HOLLYWOOD—The season premiere of “Preacher” on Sunday nights on AMC was a little bit of everything. Personally, being a horror super fan, I have been excited for this show based on the comic book series by Garth Ennis and Steve Dillon.

I will start off with a warning: SPOILERS and BEWARE GRAPHIC CONTENT! This show is not for little ones.

We begin this new series in the most unlikely place: Outer Space. An asteroid is headed for Earth and knocks down an African preacher in Africa in the middle of his sermon. He gets up after the blow and as his parishioners are saying it is a miracle, he stops everyone by yelling in a distorted voice, “Be quiet! I am the prophet!”

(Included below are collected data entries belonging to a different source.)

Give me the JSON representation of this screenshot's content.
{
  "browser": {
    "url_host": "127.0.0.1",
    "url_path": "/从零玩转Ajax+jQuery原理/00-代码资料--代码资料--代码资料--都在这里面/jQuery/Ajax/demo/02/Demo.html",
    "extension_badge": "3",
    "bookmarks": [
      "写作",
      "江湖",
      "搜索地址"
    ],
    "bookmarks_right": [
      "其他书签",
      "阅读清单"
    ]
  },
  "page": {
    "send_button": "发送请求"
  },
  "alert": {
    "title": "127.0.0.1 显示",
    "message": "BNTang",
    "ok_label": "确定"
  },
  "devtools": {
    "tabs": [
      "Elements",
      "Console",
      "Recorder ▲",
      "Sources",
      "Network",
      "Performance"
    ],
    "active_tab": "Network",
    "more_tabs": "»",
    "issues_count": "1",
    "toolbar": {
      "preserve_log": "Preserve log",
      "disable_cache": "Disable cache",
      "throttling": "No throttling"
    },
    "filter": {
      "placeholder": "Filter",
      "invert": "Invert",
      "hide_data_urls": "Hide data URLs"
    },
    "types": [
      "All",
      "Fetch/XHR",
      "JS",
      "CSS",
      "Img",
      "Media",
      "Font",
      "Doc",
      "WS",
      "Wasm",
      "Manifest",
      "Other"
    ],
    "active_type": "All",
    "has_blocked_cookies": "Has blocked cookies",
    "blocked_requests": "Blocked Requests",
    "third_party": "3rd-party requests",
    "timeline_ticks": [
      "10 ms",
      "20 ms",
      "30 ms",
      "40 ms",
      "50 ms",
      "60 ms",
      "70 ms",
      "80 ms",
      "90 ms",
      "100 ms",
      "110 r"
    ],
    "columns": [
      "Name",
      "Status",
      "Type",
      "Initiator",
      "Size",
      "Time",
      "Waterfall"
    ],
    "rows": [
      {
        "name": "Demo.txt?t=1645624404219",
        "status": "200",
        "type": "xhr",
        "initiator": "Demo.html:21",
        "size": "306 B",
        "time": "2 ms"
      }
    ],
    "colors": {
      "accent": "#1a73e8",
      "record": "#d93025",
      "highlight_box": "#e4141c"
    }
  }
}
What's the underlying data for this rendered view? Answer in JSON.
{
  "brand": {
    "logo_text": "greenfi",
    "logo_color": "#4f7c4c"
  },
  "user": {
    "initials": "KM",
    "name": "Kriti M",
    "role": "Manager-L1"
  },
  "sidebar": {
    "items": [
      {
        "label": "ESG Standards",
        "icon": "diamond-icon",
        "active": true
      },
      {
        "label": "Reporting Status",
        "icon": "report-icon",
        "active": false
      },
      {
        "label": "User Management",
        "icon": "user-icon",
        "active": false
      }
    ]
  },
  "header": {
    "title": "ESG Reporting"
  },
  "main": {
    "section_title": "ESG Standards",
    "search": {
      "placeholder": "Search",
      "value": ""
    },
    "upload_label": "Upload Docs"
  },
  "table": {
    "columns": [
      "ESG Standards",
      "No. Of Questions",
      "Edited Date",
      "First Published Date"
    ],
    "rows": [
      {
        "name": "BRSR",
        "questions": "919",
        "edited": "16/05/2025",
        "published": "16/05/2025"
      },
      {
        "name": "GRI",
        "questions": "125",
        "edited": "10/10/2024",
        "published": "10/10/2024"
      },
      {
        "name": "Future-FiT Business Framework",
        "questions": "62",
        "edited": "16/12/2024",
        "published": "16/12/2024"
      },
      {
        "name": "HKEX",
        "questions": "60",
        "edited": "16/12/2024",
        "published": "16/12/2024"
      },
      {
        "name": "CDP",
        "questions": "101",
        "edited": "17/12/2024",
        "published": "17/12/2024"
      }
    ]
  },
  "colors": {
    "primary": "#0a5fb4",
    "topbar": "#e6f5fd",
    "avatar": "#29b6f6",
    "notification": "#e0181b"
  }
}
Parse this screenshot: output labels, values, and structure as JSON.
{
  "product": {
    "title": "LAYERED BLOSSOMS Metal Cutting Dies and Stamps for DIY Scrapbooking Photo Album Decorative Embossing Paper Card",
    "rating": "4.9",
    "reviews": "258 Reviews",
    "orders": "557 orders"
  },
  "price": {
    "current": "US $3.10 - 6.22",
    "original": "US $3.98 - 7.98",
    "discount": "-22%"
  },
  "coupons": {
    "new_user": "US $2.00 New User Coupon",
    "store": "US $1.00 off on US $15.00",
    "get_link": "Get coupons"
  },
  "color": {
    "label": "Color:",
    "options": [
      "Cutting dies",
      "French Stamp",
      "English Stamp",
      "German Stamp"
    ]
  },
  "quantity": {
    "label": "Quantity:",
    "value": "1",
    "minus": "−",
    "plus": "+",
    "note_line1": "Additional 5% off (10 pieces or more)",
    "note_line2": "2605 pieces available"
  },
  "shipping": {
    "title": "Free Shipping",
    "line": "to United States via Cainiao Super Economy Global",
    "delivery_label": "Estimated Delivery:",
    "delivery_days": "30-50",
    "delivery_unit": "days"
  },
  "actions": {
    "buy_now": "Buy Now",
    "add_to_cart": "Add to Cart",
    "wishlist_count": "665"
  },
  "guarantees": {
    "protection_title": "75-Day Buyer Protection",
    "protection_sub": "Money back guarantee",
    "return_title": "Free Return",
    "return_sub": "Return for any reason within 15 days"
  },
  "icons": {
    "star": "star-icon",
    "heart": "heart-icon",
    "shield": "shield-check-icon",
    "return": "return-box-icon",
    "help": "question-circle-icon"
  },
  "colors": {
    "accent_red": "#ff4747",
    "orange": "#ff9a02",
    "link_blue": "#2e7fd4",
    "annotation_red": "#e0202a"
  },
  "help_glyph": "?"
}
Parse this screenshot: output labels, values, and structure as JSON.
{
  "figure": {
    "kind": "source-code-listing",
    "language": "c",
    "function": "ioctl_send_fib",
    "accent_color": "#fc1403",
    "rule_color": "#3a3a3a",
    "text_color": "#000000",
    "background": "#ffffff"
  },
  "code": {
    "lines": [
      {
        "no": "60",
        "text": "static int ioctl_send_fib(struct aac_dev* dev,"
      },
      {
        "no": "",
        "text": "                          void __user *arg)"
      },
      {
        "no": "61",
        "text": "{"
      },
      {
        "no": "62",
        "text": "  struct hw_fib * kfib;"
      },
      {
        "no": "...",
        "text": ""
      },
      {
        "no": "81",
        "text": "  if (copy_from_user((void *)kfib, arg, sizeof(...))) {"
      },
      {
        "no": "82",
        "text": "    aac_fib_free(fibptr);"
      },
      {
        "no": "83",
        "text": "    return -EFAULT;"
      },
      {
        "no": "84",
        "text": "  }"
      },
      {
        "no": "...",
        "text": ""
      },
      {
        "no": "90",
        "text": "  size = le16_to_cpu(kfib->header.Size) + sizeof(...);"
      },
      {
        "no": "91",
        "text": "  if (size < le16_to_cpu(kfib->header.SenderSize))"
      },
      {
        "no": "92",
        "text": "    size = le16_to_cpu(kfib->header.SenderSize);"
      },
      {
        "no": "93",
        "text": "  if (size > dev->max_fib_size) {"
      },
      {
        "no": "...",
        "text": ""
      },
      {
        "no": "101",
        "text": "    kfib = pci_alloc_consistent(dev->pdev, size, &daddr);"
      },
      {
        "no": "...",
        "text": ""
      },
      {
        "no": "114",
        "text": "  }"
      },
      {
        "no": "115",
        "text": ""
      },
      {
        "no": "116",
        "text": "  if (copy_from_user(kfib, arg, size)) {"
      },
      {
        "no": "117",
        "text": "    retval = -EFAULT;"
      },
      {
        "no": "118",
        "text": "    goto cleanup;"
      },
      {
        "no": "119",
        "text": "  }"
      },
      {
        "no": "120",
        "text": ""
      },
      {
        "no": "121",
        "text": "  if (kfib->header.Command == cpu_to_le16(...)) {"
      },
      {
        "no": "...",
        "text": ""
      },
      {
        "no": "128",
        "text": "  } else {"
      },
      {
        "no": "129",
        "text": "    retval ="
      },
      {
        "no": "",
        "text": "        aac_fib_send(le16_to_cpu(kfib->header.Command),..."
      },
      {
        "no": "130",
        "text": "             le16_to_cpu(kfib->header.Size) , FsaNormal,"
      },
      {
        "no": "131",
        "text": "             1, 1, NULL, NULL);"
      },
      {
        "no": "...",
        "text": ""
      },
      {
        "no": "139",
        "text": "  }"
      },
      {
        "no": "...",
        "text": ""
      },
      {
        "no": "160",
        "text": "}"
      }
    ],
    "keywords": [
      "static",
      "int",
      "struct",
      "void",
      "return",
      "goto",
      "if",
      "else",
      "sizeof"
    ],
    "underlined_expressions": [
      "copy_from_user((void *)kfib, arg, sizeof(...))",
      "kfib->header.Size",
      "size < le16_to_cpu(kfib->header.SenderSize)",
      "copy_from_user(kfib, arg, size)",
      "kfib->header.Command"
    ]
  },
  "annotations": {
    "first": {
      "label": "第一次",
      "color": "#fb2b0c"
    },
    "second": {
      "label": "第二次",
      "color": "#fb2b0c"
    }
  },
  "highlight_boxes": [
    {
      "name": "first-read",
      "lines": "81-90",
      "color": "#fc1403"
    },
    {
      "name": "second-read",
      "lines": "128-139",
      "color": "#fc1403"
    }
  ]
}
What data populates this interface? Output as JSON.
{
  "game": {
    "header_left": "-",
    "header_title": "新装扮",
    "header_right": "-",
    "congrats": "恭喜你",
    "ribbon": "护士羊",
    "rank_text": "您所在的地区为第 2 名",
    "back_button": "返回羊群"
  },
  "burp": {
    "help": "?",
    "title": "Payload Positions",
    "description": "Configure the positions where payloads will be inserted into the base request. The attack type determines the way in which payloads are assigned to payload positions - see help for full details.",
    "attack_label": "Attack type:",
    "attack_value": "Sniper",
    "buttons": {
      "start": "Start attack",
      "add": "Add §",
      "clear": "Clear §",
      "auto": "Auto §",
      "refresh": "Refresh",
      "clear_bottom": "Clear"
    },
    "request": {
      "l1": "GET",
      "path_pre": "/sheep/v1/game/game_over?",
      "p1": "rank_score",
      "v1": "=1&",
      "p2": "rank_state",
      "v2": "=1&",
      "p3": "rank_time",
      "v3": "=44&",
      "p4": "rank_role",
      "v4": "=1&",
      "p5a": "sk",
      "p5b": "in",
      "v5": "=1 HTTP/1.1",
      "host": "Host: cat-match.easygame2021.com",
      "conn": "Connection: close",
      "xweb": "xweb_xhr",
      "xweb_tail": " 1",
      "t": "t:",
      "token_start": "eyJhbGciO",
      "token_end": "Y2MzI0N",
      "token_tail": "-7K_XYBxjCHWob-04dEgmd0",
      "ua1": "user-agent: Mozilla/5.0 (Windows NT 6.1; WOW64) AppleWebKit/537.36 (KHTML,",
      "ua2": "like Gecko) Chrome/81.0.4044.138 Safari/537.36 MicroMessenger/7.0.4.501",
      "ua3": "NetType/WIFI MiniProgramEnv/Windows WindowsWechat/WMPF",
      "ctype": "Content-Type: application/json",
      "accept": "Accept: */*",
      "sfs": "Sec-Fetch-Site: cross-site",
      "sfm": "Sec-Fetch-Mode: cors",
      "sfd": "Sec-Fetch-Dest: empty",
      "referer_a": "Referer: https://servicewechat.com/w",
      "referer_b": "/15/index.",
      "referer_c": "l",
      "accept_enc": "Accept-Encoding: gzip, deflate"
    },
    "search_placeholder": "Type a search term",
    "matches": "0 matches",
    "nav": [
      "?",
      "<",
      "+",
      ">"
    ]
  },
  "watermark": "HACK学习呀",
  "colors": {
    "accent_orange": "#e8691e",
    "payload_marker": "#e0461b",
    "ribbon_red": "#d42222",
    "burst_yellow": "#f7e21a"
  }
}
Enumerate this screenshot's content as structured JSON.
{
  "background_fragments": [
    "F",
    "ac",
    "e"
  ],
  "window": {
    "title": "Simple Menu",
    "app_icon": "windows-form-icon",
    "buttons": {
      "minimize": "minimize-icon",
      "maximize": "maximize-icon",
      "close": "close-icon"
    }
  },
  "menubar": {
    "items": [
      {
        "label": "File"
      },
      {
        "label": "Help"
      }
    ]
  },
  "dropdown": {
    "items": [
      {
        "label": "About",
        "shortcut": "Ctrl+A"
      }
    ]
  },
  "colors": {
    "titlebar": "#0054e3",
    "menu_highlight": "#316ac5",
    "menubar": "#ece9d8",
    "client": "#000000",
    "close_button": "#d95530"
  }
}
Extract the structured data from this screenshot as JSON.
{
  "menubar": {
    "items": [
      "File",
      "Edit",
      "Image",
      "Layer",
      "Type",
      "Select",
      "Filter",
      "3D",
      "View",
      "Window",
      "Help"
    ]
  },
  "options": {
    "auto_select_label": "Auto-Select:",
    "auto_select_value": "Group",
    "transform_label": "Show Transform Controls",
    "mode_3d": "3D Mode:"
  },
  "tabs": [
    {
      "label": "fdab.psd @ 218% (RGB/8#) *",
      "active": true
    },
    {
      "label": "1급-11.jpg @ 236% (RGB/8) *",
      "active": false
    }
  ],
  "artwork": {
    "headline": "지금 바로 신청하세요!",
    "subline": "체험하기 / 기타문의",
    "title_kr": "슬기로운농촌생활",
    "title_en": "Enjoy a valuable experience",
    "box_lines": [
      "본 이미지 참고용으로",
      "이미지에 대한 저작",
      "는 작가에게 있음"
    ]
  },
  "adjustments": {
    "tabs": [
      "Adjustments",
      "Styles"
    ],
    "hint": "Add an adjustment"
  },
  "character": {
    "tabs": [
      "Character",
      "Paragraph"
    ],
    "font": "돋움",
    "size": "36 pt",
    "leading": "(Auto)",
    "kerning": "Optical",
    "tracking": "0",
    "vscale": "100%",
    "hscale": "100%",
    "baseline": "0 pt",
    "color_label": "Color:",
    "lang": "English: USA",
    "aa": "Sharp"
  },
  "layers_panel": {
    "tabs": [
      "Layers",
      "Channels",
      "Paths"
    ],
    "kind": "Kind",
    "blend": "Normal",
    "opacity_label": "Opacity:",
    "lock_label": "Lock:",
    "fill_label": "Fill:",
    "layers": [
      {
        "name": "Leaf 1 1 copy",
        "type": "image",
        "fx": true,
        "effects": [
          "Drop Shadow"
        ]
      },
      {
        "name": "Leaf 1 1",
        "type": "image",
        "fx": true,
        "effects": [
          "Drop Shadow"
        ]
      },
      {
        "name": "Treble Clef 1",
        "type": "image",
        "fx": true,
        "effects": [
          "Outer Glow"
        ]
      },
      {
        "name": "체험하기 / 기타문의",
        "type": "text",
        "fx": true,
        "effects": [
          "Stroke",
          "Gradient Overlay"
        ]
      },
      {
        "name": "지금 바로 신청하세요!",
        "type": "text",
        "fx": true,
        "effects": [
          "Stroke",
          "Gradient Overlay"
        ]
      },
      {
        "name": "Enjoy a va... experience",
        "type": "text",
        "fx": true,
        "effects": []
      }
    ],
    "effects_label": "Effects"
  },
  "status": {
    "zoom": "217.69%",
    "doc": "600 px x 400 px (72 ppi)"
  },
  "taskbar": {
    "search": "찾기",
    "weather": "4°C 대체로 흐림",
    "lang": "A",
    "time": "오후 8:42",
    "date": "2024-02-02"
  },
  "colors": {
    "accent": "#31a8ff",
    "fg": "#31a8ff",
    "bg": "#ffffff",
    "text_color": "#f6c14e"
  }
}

The African preacher then spontaneously explodes. The show leaves the parishioners screaming as the cameras travel to Texas where we meet our main preacher, Jesse Custer. Jesse is played by Dominic Cooper who is known for playing Howard Stark in the “Captain America” movie franchise.

Jesse wakes up from a dream about his father, who is a preacher, telling Jesse to promise something. He gets up and walks down to the All Saints Congretional church. Throughout the sermon scene and the after church lunch Jesse seems lackluster about his job and it shows by the boredom of his parishioners.

At the picnic, he is bothered by a man named Ted complaining about his mother, which he does throughout the episode. A kid comes up to ask if Jesse could do something to stop his father from hurting his mother. There are rumors going around about what Jesse was before he became a preacher.

Another key played named Cassidy, played by Joseph Gilgun, enters the scene on a private jet 30,000 feet in the sky. This Irishman acts jovial with everyone on board until he finds a Bible in the restroom with a bunch of crazy looking writing in it. He proceeds to kill everyone on the plane before jumping off without a parachute.

Back in Texas, Jesse checks in on a sleeping man named Walter until he hears a woman singing in the shower who watches Jesse from the window as he drives away.

A little while in the past the audience comes to a fight in a moving car in a cornfield. Tulip O’Hare, played by Ruth Negga, is fighting a man for a map. Tulip wins the fight and kills the man, gaining the map.

She gets two kids to do “arts and crafts” creating a makeshift bazooka. She hides the kids in the cellar as she uses the weapon to take out a helicopter. Tulip turns out to be Walter’s niece.

Jesse has another flashback that shows his father getting shot while Cassidy is physically smashed in a hole in the ground where he presumably landed after jumping from the plane. He convinces a cow to come over so he can eat it.

In Russia, something attacked the Magister and shortly afterwards he exploded. I am starting to sense a pattern of religious leaders spontaneously exploding.

Tulip and Jesse meet to hint around the kind of past they had together where Jesse was not a good guy. He then goes to the Sheriff’s house to meet a teenager named Eugene who seems to have suffered from some accident due to his facial abnormalities. Jesse is able to restore some faith in Eugene, even though we know he has lost it in himself.

We see a hint of the directors’, Seth Rogen and Evan Goldberg, usual comedy flair when over the news we hear that Tom Cruise spontaneously exploded at a Scientology convention.

The kid’s abusive father comes to beat up Jesse at a bar for the kid snitching on him. Jesse beats the man and his friends with Cassidy, now looking more whole, helping, and he seems happier now than he has preaching. After Jesse gets out of jail he tells Emily, the church’s assistant, that he is going to quit. He then goes into the church to pray one last time.

Something answers his prayer as the church doors open and a large invisible tackles him. Jesse wakes up three days later and is inspired to not quit the church. He is approached by Ted and he tells him to be brave, tell his mother the truth, and open his heart.

Jesse seems to have finally gotten through to Ted who flies to Florida, tells his mother the truth, and then cuts his heart out of his chest. We end with two men who were in Africa now dressed as cowboys and walking towards Jesse’s church.

Enough story to keep me curious, great acting, amazingly choreographed fight scenes, and just a hint of humor. I am looking forward to what demons may come next Sunday!